Lord Bew
Main Page: Lord Bew (Crossbench - Life peer)My Lords, I, too, thank the noble Lord, Lord Rodgers of Quarry Bank, for securing this debate and, indeed, for opening up this whole question with his debate five years ago. I must declare an interest, as secretary to the All-Party Group on Archives and History and, like my noble friend Lord Hennessy, as a working professor of history in Queen’s University Belfast. One of the effects of the important debate introduced by the noble Lord, Lord Rodgers, five years ago was the production of the Pilling report. The noble Lord referred to it tonight. There is a striking sentence by Sir Joe Pilling at the heart of his report endorsing the project of official histories. He said that he had come to see the work of publishing official histories as,
“the gold standard of accountability to the country from those who have been privileged to hold senior office”.
It is for that reason that Sir Joe Pilling advocates essentially an improvement and an increase in the production of official histories.

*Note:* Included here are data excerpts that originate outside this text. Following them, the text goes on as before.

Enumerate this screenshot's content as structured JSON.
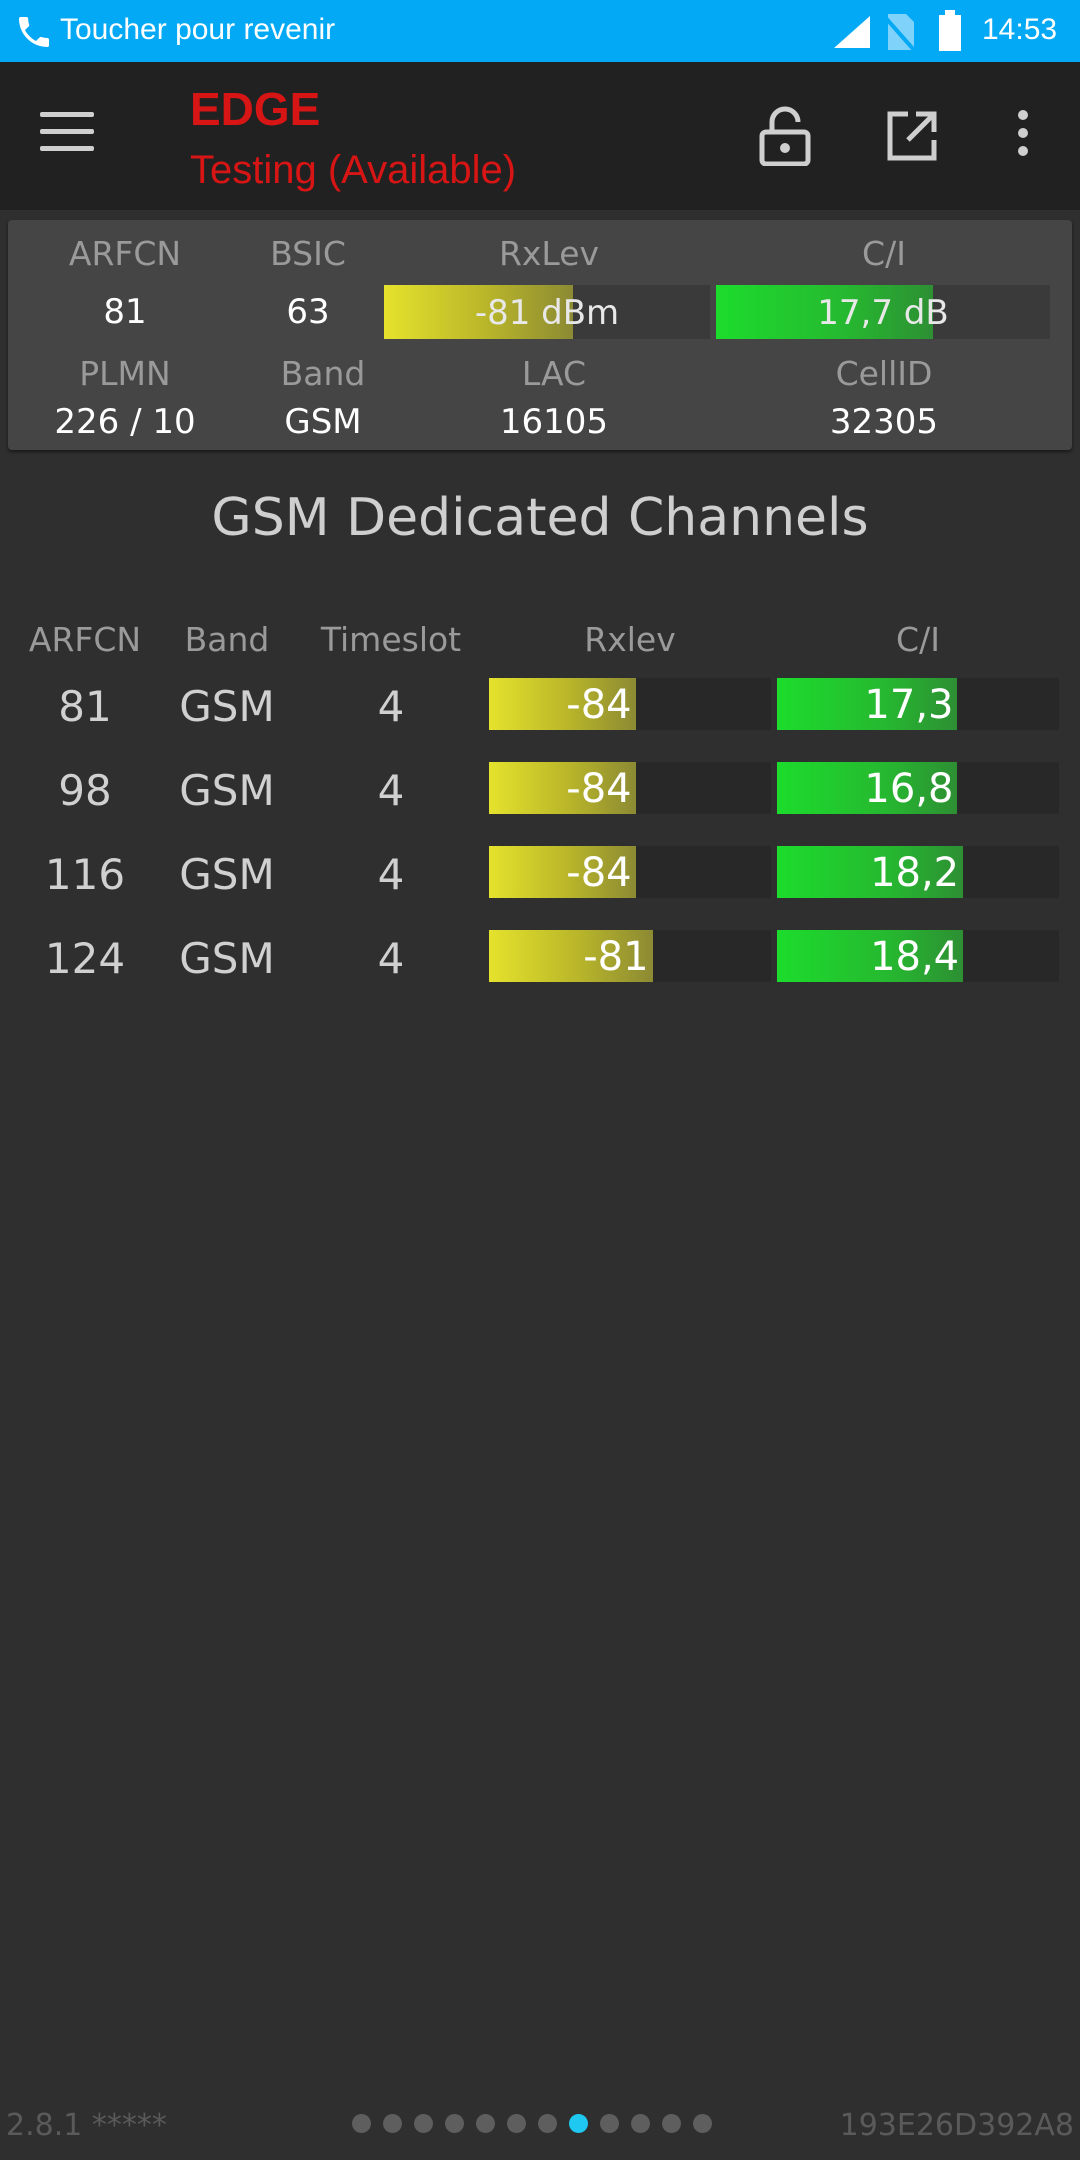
{
  "status_bar": {
    "return_text": "Toucher pour revenir",
    "time": "14:53"
  },
  "toolbar": {
    "technology": "EDGE",
    "status": "Testing (Available)"
  },
  "panel": {
    "arfcn_label": "ARFCN",
    "arfcn": "81",
    "bsic_label": "BSIC",
    "bsic": "63",
    "rxlev_label": "RxLev",
    "rxlev": "-81 dBm",
    "rxlev_fraction": 0.58,
    "ci_label": "C/I",
    "ci": "17,7 dB",
    "ci_fraction": 0.65,
    "plmn_label": "PLMN",
    "plmn": "226 / 10",
    "band_label": "Band",
    "band": "GSM",
    "lac_label": "LAC",
    "lac": "16105",
    "cellid_label": "CellID",
    "cellid": "32305"
  },
  "section": {
    "title": "GSM Dedicated Channels"
  },
  "table": {
    "headers": {
      "arfcn": "ARFCN",
      "band": "Band",
      "timeslot": "Timeslot",
      "rxlev": "Rxlev",
      "ci": "C/I"
    },
    "rows": [
      {
        "arfcn": "81",
        "band": "GSM",
        "timeslot": "4",
        "rxlev": "-84",
        "rxlev_fraction": 0.52,
        "ci": "17,3",
        "ci_fraction": 0.64
      },
      {
        "arfcn": "98",
        "band": "GSM",
        "timeslot": "4",
        "rxlev": "-84",
        "rxlev_fraction": 0.52,
        "ci": "16,8",
        "ci_fraction": 0.64
      },
      {
        "arfcn": "116",
        "band": "GSM",
        "timeslot": "4",
        "rxlev": "-84",
        "rxlev_fraction": 0.52,
        "ci": "18,2",
        "ci_fraction": 0.66
      },
      {
        "arfcn": "124",
        "band": "GSM",
        "timeslot": "4",
        "rxlev": "-81",
        "rxlev_fraction": 0.58,
        "ci": "18,4",
        "ci_fraction": 0.66
      }
    ]
  },
  "footer": {
    "version": "2.8.1 *****",
    "device_id": "193E26D392A8",
    "page_count": 12,
    "active_page": 8
  },
  "colors": {
    "accent": "#03a9f4",
    "tech_red": "#d81515",
    "active_dot": "#1ec8f0"
  }
}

I recall that five years ago I referred to the history of MI6—which my noble friend Lord Hennessy mentioned tonight—by my colleague Keith Jeffery. It was then basically something that existed on Keith’s desk, but now it shows how these things can sell. One of the many points that are so important about that book is that it has sold hundreds of thousands of copies across the world. It may be because the Chinese copy actually has a gun smoking on the cover, but none the less it is an indication that no definite economic death follows the production of official histories. It is important to understand that the work of producing official histories is of great significance.
However, there is a darker side to Sir Joe Pilling’s report. If you read between the lines, he was aware as a member of the Dacre committee with Sir David Cannadine that it was likely that we would move from a 30-year rule. Actually, the Dacre committee recommended moving to 15 years, but in practice it is now a 20-year rule. Sir Joe is also clearly aware that this will become an argument for the state to say that it does not need these official histories any longer. He clearly tacitly acknowledges that that argument is just around the corner. It is the argument that is related to the hiatus that has been announced in the context of austerity. I can completely understand it, there is a forceful logic to it, but there is another hiatus, if I might put it like this. It would be forcefully true when the 20-year rule comes into effect and will be much truer in five, seven or eight years from now insofar as it has truth today. We still have a pressing need in public areas for a certain type of work in an official history programme.
Let me explain what I mean and take the case of the history of the Northern Ireland Office. If you want to look at the volume of official publications on Northern Ireland on the shelf of our Library, you will find a shelf of official publications including the report on Bloody Sunday and the Finucane report. There are hundreds of thousands of pages, mostly dealing with matters of that sort, occasions when the state has been seen to behave not very well. I have no objection to that; I was the historical adviser to the Bloody Sunday tribunal report. However, it is somewhat ridiculous that there is no account of the work of those officials on the British side who struggled to bring about a peace process. It is astonishing that we are silent on the more creative, positive, though no doubt deeply flawed aspects of the work of our state officials while we are so loud in announcing some of the rather bad things that went on. That seems an astonishing way to proceed.
The same point can be made about how aspects of Foreign and Commonwealth Office history in the 1940s and 1950s have been dealt with in recent times. We now seem to think that the way to educate the public about what happened in the past is to apologise or to have a large and expensive inquiry about something very bad. That may well be necessary, but this is the case for a proper, official history programme. With the hiatus that still now exists, particularly in the Northern Ireland Office, the many arguments there have been about legacy in Northern Ireland, the sense there that the past has not been properly dealt with and the small sums involved, there is a case for the Government to reconsider their approach of austerity.
There is a further point made in Sir Joe Pilling’s report that is worth drawing attention to. He says that the internet now allows you to publish a lengthy set of footnotes and a lengthier text—the full scholarly history—but a 200-page shorter version as the book. That seems another way for government to avoid unnecessary expense. In other words, I am arguing that this can be done quite cheaply. I would like to see the Government reconsider the force of the Pilling report of 2009.